13 Oct Glaciers

“Mille et mille mots
pour désigner la glace
mais une seule fonte
une seule frontière
pour passer
d’un état à l’autre”…
On croyait Bruno Doucey occupé à publier les autres. Il signe pourtant, avec Glaciers, l’un de ses recueils les plus personnels : une traversée du froid, du son et du blanc. Poésie d’écoute, typographie en tension, regard d’enquêteur — un texte qui fait du gel une forme d’attention.
Une architecture claire, un dispositif exigeant
Le volume se déploie en trois mouvements – « La marche lente des glaciers », « Carnet d’une glaciologue », « L’effondrement des sentinelles ». Cette progression du descriptif vers le politique installe une dramaturgie sans pathos : observation, enquête, puis mise en cause des responsabilités humaines. La table elle-même le dit avec sobriété.

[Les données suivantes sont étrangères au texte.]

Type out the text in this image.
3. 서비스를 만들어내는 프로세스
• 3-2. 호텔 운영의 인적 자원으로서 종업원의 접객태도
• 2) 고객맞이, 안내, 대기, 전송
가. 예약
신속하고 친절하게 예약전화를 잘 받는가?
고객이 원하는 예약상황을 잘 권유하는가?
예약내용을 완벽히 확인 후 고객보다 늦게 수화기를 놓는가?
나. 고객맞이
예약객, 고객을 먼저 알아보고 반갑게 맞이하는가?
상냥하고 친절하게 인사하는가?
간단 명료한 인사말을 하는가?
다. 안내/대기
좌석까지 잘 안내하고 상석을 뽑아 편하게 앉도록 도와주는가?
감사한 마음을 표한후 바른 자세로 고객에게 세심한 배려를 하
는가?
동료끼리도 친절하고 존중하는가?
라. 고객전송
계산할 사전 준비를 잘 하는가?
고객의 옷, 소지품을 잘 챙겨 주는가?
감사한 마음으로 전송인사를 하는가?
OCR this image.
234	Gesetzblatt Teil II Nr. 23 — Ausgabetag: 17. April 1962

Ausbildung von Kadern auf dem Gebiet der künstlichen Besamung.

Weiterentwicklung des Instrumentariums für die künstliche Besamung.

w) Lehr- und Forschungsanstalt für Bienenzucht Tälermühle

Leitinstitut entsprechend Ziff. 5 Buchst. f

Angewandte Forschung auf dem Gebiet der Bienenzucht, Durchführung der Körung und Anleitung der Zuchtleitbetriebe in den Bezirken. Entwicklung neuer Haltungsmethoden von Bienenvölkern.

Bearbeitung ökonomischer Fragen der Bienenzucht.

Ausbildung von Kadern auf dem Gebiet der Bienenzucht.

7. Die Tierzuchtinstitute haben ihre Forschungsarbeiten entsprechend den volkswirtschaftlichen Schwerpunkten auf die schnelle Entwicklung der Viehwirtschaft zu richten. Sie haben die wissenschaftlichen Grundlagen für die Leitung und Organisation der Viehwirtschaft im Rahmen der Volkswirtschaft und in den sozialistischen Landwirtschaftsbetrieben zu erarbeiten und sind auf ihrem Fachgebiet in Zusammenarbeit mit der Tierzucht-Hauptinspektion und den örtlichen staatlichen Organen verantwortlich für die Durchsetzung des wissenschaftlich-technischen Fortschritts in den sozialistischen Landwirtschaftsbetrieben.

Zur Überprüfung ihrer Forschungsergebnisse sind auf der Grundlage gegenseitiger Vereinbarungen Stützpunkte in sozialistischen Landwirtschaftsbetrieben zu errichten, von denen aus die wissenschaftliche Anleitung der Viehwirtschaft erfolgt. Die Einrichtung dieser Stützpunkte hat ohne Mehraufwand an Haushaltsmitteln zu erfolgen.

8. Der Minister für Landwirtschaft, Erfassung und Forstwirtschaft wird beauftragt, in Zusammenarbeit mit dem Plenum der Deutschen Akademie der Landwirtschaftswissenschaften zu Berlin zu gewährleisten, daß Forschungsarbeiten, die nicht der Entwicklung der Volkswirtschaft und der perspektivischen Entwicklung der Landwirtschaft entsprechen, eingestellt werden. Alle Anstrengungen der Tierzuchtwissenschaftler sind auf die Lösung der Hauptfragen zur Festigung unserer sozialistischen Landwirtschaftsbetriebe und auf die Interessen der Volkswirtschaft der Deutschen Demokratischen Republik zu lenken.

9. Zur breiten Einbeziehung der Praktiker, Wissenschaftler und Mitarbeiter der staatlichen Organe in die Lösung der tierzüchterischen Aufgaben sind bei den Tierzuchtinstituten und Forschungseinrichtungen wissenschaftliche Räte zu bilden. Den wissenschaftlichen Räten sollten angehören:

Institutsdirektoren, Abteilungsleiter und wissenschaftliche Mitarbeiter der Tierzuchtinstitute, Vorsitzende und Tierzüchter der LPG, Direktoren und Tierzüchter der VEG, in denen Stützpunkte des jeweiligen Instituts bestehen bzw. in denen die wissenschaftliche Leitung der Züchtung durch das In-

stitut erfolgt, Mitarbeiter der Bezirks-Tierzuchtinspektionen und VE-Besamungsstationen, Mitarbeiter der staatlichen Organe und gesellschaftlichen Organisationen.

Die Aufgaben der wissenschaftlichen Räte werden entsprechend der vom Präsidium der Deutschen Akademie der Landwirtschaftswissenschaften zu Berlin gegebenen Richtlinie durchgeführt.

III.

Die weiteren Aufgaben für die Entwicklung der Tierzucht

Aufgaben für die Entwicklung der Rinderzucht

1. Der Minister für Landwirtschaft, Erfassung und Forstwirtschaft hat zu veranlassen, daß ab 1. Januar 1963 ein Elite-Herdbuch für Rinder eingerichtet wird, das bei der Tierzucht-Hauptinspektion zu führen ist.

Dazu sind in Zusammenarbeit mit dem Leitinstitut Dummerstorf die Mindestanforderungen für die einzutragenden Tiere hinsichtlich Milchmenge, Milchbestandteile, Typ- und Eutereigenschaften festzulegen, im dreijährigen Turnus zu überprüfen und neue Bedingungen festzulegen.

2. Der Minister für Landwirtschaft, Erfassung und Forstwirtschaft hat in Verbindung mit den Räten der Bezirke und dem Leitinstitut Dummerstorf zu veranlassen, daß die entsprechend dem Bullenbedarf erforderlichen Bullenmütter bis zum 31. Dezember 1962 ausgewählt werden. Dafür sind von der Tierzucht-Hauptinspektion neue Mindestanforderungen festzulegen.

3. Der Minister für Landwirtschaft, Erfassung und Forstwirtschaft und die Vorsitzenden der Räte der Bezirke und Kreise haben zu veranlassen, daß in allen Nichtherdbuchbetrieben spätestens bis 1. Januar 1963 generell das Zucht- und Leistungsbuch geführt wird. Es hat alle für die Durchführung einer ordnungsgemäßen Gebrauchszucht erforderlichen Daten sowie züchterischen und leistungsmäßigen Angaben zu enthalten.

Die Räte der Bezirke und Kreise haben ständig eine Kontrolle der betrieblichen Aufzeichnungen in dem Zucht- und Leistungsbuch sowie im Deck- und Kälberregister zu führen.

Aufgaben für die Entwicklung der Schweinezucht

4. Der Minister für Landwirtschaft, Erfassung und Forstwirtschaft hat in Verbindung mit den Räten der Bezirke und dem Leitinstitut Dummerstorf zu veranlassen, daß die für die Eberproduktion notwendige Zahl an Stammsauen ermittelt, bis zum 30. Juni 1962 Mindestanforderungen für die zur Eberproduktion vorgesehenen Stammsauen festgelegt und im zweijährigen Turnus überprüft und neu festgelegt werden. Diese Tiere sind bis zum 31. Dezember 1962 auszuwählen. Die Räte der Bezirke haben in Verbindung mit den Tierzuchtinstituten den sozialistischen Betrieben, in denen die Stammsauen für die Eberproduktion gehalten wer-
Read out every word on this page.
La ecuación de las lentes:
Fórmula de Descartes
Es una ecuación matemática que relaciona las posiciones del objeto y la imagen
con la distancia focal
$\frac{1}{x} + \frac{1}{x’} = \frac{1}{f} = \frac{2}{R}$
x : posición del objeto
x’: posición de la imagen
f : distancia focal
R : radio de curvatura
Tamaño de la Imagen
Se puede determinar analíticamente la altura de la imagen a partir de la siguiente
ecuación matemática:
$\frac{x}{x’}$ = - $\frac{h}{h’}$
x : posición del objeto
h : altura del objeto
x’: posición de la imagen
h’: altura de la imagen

La réussite majeure tient au dialogue texte-page. La « typoglace » d’Esther Szac fend, étire, disperse les mots : « El / le / to / m / be », blocs de blancs, descentes verticales qui imitent fractures, rimayes, écoulements. Ici, la forme n’illustre pas : elle pense et ralentit la lecture, obligeant à une écoute active.
Poétique des listes, science des formese
Bruno Doucey pratique l’inventaire comme méthode : lexique de la neige et des glaces, nomenclature des types glaciaires, toponymie des massifs. L’effet n’est pas décoratif : c’est un relevé, presque un protocole de terrain. « Inlandsis… glaciers de cirque… névés… banquises », puis la phrase se plisse : « le glacier ressemble à une page blanche sur la presse du temps ». On tient là le nerf du livre : faire sentir la dynamique (flux, blocages, « freezing ») sans surligner.
Cette précision se prolonge dans le détail chiffré – « 274 531 glaciers » – et dans les mécanismes : albédo, moraines, vidanges brutales (GLOF). La langue épouse la matière ; la pédagogie reste sensible : « Le recul du glacier accélère le recul du glacier », scansion qui mime l’emballement.
Le recueil a un motif envahissant : le son. Onomatopées (« glof »), accumulations (« claquecraquegrincements ») et, surtout, la figure de l’artiste qui « plonge ses hydrophones dans le ventre du glacier Morteratsch ». Cette scène déplace la question du témoignage : ce ne sont pas les hommes qui parlent pour le glacier, c’est le glacier qui parle – et Bruno Doucey tend un micro.
Le texte assume alors une poétique de l’écoute : « le glacier rit, parle, pleure et chante », jusqu’au souffle brisé des fragments « le gla / le gl » qui s’éteignent en bord de page. Ce minimalisme sonore, loin d’un effet, installe une éthique : ne rien forcer, tout capter.
Polyphonie : carnet, histoire, manifeste
Le segment central – « Carnet d’une glaciologue » – ancre l’ensemble dans une temporalité datée : Terre Adélie, forages, carottages, figures de chercheuses comme Heïdi Sevestre. Le « je » scientifique, ses gestes, ses doutes, donnent corps aux enjeux : ce sont des strates, des bulles d’air, des mesures. L’écriture reste vive, sans jargon inutile.
Dans le dernier mouvement, la polyphonie devient chœur : listes de glaciers nommés (Aletsch, Argentière, Mer de Glace…), hypothèse des +1,5 °C et +2 °C, adieux aux tropiques. La parole hésite entre élégie et bulletin d’alerte. L’adresse collective – « nous, glaciers… », revendiquant des droits – assume un tournant performatif : le texte s’autorise à peser sur le monde. Ce pourrait être lourd ; cela tient parce que c’est d’abord informé et incarné.
Glaciers tient sa promesse : un livre de terrain, d’oreille et d’œil, où la poésie s’astreint au réel sans perdre l’élan. Le projet est contemporain au meilleur sens : il fabrique des formes pour dire la crise, plutôt qu’il n’ajoute du bruit à la catastrophe. On referme avec l’impression d’avoir approché une « langue du froid » – et d’avoir appris à l’écouter.